Peggy Hong ("Woman Fables" and "Sanctuary") was born in Seoul, South Korea, and raised in Hawaii and New York. She is the author of a poetry collection, Three Truths and a Lie(Water Press and Media), poetry chapbooks Lies and Fables and The Sister Who Swallows the Ocean (CrowLadies Press), and a fine art letterpress book, Hoofbeats (Gokiburi Press). She lives in Milwaukee, Wisconsin, with her husband and their three children, ages 20, 18, and 16. She teaches at Alverno College, Woodland Pattern Book Center, and Riverwest Yogashala. She is a certified Iyengar yoga instructor and helps direct Riverwest Yogashala, a nonprofit yoga center. She serves as Milwaukee’s Poet Laureate for 2006 and 2007.

Janis Hubschman ("Family Vacation" and "Lost Again") is the mother of two daughters, ages 16 and 18. She lives and writes in New Jersey. Her works have appeared in The New York Times, New York Runner, MSS, US Industry Today, and several local newspapers. She is currently completing an M.A. in English at Montclair State University. "Family Vacation" is her first published fiction. With the help of her agent, she is looking for a home for her completed novel about mothers and daughters. She may be reached at Janishub@aol.com.

Lockie Hunter("Your Toddler: Socrates in Training Pants") is pursuing her MFA in creative writing at Emerson College in Boston where she lives with her toddler Pascale and infant Graham. Her fiction and essays have been published or are forthcoming in the Emerson Review, The Morning News, Southern Hum, Seattle Writergrrls, Muscadine Lines, ken* again, and Wild Violet. Lockie's also writes a humor column for The Mad Hatter Review titled "Lockie Confidential" and is working on a Southern novel that she hopes will help to preserve some of the eccentricities and joy of her family and hometown. You may find more of her work at Lockie Hunter.

Debbie Ann Ice ("A Brief Visit") is the mother of two boys and one female English Bulldog (her daughter). She and her husband manage all of them in Connecticut. Her work has appeared in various online and small print publications such as Salome Magazine, 3AM magazine, Pindeldyboz, , Word Riot, Barbaric Yawp, and others. She is thrilled to be a part of Literary Mama.

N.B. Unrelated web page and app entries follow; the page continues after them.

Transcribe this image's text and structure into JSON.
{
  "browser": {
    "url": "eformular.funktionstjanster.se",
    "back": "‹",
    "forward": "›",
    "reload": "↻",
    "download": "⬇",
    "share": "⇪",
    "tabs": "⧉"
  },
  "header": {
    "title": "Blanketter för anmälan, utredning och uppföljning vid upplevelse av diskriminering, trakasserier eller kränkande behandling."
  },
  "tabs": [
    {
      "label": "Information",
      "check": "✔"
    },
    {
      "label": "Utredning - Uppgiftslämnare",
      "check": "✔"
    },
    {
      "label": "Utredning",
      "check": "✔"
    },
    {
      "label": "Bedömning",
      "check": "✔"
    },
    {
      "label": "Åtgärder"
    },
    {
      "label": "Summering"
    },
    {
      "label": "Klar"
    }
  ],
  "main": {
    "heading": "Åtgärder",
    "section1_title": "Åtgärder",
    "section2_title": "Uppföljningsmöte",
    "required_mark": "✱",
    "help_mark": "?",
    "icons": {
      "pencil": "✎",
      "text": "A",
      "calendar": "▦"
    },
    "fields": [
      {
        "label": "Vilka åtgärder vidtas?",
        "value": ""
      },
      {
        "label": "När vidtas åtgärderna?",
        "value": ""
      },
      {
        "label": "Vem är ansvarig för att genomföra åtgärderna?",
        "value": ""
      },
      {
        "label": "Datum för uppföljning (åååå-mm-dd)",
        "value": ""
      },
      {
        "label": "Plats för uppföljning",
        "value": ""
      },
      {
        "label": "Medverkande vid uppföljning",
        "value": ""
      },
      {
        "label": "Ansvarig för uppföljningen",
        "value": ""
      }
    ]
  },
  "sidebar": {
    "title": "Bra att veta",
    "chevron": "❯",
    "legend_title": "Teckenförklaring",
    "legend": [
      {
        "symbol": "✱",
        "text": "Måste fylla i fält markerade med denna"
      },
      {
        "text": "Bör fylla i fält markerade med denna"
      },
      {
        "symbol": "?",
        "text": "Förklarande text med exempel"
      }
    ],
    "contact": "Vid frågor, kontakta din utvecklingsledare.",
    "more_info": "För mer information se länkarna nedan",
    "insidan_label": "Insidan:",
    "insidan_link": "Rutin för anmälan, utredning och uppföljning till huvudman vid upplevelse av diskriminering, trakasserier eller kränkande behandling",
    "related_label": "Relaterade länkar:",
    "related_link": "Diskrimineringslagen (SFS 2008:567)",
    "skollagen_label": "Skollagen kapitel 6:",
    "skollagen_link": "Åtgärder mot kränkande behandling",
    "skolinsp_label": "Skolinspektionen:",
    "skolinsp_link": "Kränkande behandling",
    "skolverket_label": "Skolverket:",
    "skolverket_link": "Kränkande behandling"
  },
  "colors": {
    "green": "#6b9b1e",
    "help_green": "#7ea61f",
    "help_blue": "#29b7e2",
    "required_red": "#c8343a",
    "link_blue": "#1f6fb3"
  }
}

Cammy Iverson ("Children Dancing") is a mother of two daughters and grandmother of four. Recently, Cammy realized her lifelong dream of earning a Bachelor of Arts degree in Spirituality and Holistic Studies from Vermont College, where she focused on women's spirituality at midlife as well as the theory of generativity and the leaving of a lasting legacy to future generations. Cammy's work includes conducting seminars to encourage women in their life journeys at and after midlife and writing children's stories about the relationship between grandchildren and grandparents. Cammy lives with her husband in Wisconsin.

Rachel Iverson ( "An Interview with Kate Moses" ) is the Poetry Editor of Literary Mama. She lives in Malibu with her husband, son and daughter. She earned a BA in English literature and journalism from Valparaiso University and a J.D. from the University of Minnesota. She writes a column, Mother and Other, for Literary Mama. Her poems and prose have appeared in publications including, Illume, a Journal of Universal Ideas, The MFC Forum Magazine, edifice WRECKED, Books and Babies, Onthebus, and The Philosophical Mother. She is also the author of two chapbooks of poetry, Glimpse Over the Edge (2002) and Mother & Other (2003), and is a member of the Los Angeles Poets and Writers Collective. She is currently at work on a novel and a collection of essays. You can read some of her previously published work at www.racheliverson.com.